= Miguel A. Centeno =

American sociologist (born 1957)

Miguel Angel Centeno (born 18 July 1957) is an American sociologist.

Centeno was educated at Yale University, where he received a Bachelor of Arts degree in history in 1980, followed by a master of business administration in 1987, and a doctorate in sociology in 1990. He is the Musgrave Professor of Sociology at Princeton University, and teaches sociology and international affairs at the university's Princeton School of Public and International Affairs.

Centeno’s work has focused on the relationship between warfare, taxation, and state formation, particularly in Latin America. In Blood and Debt: War and the Nation-State in Latin America (2002), he argued that the region’s relatively weak state structures stemmed from the absence of large-scale, “total” wars. Unlike in Europe, where prolonged conflicts demanded direct taxation and administrative expansion, Latin American governments often financed limited wars through customs revenues and foreign loans, which did not require the development of strong fiscal or bureaucratic institutions.

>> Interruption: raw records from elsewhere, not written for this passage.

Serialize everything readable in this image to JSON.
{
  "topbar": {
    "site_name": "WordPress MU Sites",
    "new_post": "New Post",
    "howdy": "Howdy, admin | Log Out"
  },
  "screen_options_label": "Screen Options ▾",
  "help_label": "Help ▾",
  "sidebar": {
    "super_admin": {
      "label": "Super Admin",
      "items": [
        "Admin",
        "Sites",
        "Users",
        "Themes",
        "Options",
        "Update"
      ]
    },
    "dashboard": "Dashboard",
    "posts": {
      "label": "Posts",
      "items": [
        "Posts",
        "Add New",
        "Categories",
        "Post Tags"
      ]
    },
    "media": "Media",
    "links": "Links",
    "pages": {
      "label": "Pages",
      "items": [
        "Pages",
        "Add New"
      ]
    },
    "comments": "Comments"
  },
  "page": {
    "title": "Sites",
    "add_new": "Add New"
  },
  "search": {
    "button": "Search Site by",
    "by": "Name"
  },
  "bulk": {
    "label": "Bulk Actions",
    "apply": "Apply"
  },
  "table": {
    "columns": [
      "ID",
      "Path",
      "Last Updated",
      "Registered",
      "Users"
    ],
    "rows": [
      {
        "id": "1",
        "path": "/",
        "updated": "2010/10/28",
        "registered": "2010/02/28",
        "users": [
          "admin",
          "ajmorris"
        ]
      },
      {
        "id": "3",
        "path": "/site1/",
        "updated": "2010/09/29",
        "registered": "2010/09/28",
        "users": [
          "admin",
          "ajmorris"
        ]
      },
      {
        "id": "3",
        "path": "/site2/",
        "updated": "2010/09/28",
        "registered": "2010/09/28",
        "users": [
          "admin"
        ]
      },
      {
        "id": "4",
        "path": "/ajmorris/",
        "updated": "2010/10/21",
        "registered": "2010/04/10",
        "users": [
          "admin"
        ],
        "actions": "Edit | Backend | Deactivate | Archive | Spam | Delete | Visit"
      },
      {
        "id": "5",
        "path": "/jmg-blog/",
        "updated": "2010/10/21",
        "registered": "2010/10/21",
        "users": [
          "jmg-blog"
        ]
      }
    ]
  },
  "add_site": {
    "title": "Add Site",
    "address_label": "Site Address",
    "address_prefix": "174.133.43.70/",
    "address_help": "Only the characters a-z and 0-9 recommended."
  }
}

His broader research examines how external threats and internal conflicts affect state capacity and social consent. Centeno proposed that even limited militarization can temporarily strengthen the state by increasing extraction and mobilization, but that these effects are often short-lived once wartime pressures subside. His comparative approach has influenced debates on fiscal capacity, development, and the distinctive historical trajectories of Latin American states.